– Ну что, господа политические? Решили, йоба, старика Волчка жидко наколоть?
Виктор помнил, что кузов они наполнили с горкой, а сейчас в нем недоставало три-четыре горсти. Могли сожрать шестерки Волчка, но на них сваливать было бесполезно. Кто-то порой пробовал, но наказание от этого лишь усугублялось.
Виктор сказал:
– Оплошали. Прости нас, Волчок. Завтра принесем с избытком.
Добавил:
– Два кузова принесем.
Волчок встал и вознес руки к потолку.
– Благодарни суще недостойнии раби твои, Господи, о твоих великих благодеяниих на нас славящее тя хвалим, благословим, благодарим и величаем твое благоутробие…
Произнеся все это, он пустил газы. Отгромыхали три неумолчные очереди. К Волчку подбежал Шершень и стал шумно вдыхать вонь, словно дегустируя ее. Затем он театрально прикрыл глаза, поднял указательный и вымолвил:
– Я чувствую аромат парного овечьего молока, тминного хлеба с оттенком чеснока, а также яркие сливочные нотки.
– А еще? – спросил Волчок. И пустил еще одну громкую очередь.
– Ага… Бальзамические и пряные нюансы. Аромат мяса на гриле. И в конце… – шут закашлялся, – …в конце дымная нотка.
– Что ты видишь?
Вопрос означал: что делать со штрафниками? Шершень был мастер на выдумки. Он продолжал втягивать носом вонь, которая, к общему удовольствию, начинала постепенно выветриваться. Отряд стоял краснорожий, все старались не дышать – словно под водой.
Волчок поторопил:
– Давай, йоба, кроши свой маргарин.
Шершень с широкой улыбкой присел на пол, притулившись к ногам Волчка, и произнес нараспев:
– Вязанка дров.
У Виктора потемнело в глазах. Он прекрасно знал, что это такое.

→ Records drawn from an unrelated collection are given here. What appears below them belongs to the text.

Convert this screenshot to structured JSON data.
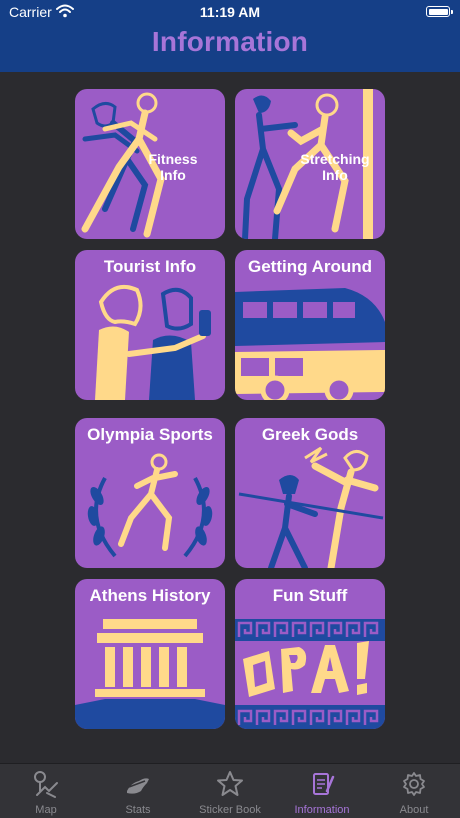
{
  "status_bar": {
    "carrier": "Carrier",
    "time": "11:19 AM"
  },
  "nav": {
    "title": "Information"
  },
  "colors": {
    "nav_bar": "#153f87",
    "background": "#2b2b2f",
    "tile": "#9b5cc6",
    "accent": "#a775d8",
    "art_blue": "#1f4aa0",
    "art_yellow": "#ffd98a",
    "tabbar": "#333337",
    "tab_inactive": "#8a8a8f"
  },
  "tiles": [
    {
      "label": "Fitness\nInfo",
      "icon": "runners-icon"
    },
    {
      "label": "Stretching\nInfo",
      "icon": "stretching-icon"
    },
    {
      "label": "Tourist Info",
      "icon": "tourists-icon"
    },
    {
      "label": "Getting Around",
      "icon": "bus-icon"
    },
    {
      "label": "Olympia Sports",
      "icon": "laurel-runner-icon"
    },
    {
      "label": "Greek Gods",
      "icon": "javelin-god-icon"
    },
    {
      "label": "Athens History",
      "icon": "temple-icon"
    },
    {
      "label": "Fun Stuff",
      "icon": "opa-icon"
    }
  ],
  "tabs": [
    {
      "label": "Map",
      "icon": "map-pin-icon"
    },
    {
      "label": "Stats",
      "icon": "shoe-icon"
    },
    {
      "label": "Sticker Book",
      "icon": "star-icon"
    },
    {
      "label": "Information",
      "icon": "document-pencil-icon"
    },
    {
      "label": "About",
      "icon": "gear-icon"
    }
  ],
  "active_tab": "Information"
}
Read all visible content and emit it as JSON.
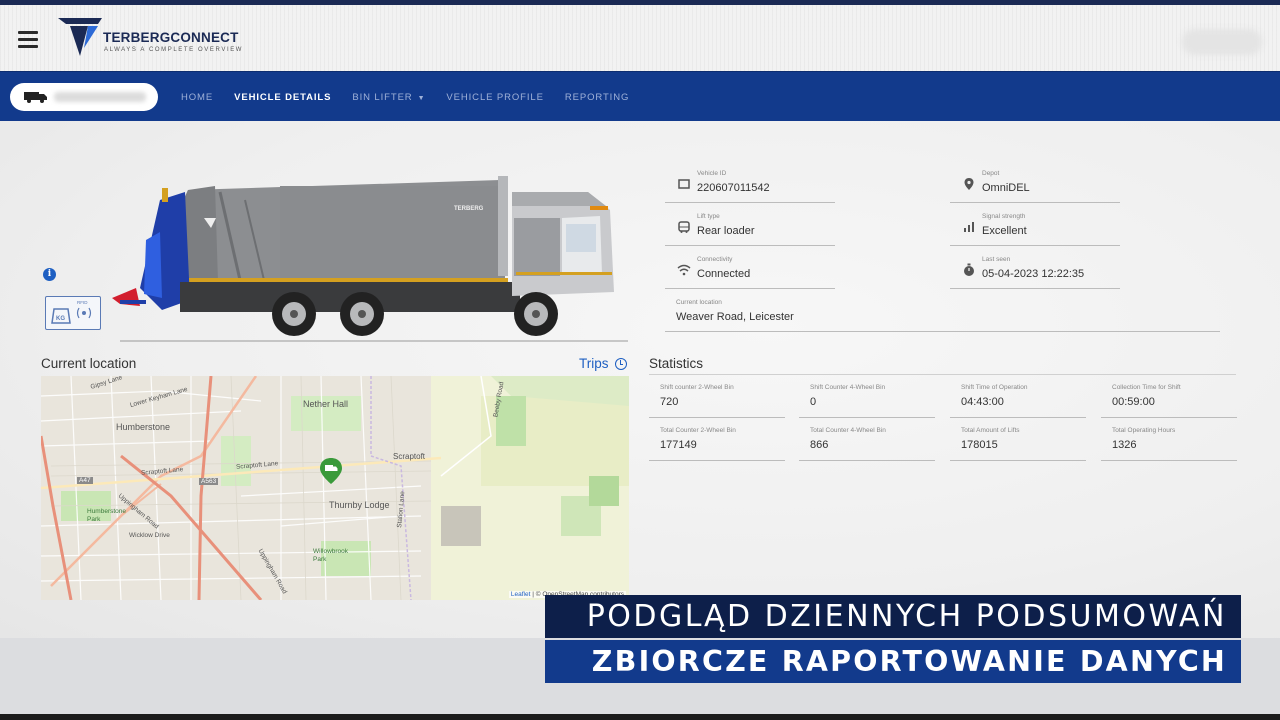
{
  "header": {
    "logo_text": "TERBERGCONNECT",
    "logo_tagline": "ALWAYS A COMPLETE OVERVIEW",
    "menu_icon": "hamburger-icon"
  },
  "nav": {
    "items": [
      {
        "label": "HOME",
        "active": false
      },
      {
        "label": "VEHICLE DETAILS",
        "active": true
      },
      {
        "label": "BIN LIFTER",
        "active": false,
        "dropdown": true
      },
      {
        "label": "VEHICLE PROFILE",
        "active": false
      },
      {
        "label": "REPORTING",
        "active": false
      }
    ],
    "vehicle_icon": "truck-icon"
  },
  "truck": {
    "rfid_label": "RFID",
    "kg_label": "KG",
    "brand_label": "TERBERG"
  },
  "details": {
    "vehicle_id": {
      "label": "Vehicle ID",
      "value": "220607011542",
      "icon": "vehicle-id-icon"
    },
    "lift_type": {
      "label": "Lift type",
      "value": "Rear loader",
      "icon": "bus-icon"
    },
    "connectivity": {
      "label": "Connectivity",
      "value": "Connected",
      "icon": "wifi-icon"
    },
    "depot": {
      "label": "Depot",
      "value": "OmniDEL",
      "icon": "location-pin-icon"
    },
    "signal": {
      "label": "Signal strength",
      "value": "Excellent",
      "icon": "signal-bars-icon"
    },
    "last_seen": {
      "label": "Last seen",
      "value": "05-04-2023 12:22:35",
      "icon": "stopwatch-icon"
    },
    "current_location": {
      "label": "Current location",
      "value": "Weaver Road, Leicester"
    }
  },
  "map": {
    "title": "Current location",
    "trips_label": "Trips",
    "places": [
      "Gipsy Lane",
      "Lower Keyham Lane",
      "Nether Hall",
      "Humberstone",
      "Scraptoft Lane",
      "Scraptoft",
      "A47",
      "A563",
      "Uppingham Road",
      "Humberstone Park",
      "Thurnby Lodge",
      "Station Lane",
      "Wicklow Drive",
      "Willowbrook Park",
      "Beeby Road",
      "Uppingham Road"
    ],
    "attribution_leaflet": "Leaflet",
    "attribution_rest": "| © OpenStreetMap contributors"
  },
  "statistics": {
    "title": "Statistics",
    "items": [
      {
        "label": "Shift counter 2-Wheel Bin",
        "value": "720"
      },
      {
        "label": "Shift Counter 4-Wheel Bin",
        "value": "0"
      },
      {
        "label": "Shift Time of Operation",
        "value": "04:43:00"
      },
      {
        "label": "Collection Time for Shift",
        "value": "00:59:00"
      },
      {
        "label": "Total Counter 2-Wheel Bin",
        "value": "177149"
      },
      {
        "label": "Total Counter 4-Wheel Bin",
        "value": "866"
      },
      {
        "label": "Total Amount of Lifts",
        "value": "178015"
      },
      {
        "label": "Total Operating Hours",
        "value": "1326"
      }
    ]
  },
  "captions": {
    "line1": "PODGLĄD DZIENNYCH PODSUMOWAŃ",
    "line2": "ZBIORCZE RAPORTOWANIE DANYCH"
  },
  "colors": {
    "brand_navy": "#1b2a55",
    "nav_blue": "#123a8c",
    "link_blue": "#1e5fc2",
    "truck_grey": "#8a8c8f",
    "lifter_blue": "#1f3ea8"
  }
}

Петр заскулил, встав на колени:
– Волчок, завтра мы с Витей три кузова принесем. Волчок…
Но скорый на расправу отряд уже уложил обоих на пол. Мужики выгнули руки штрафников так, чтобы кончики пальцев касались лодыжек – и такой скособоченный биоматериал стянули накрепко веревками. Пока Дорофеева связывали, он достал кого-то ногой – хоть какая-то радость. Тот, конечно, ответил с избытком. Виктор досадливо блякнул.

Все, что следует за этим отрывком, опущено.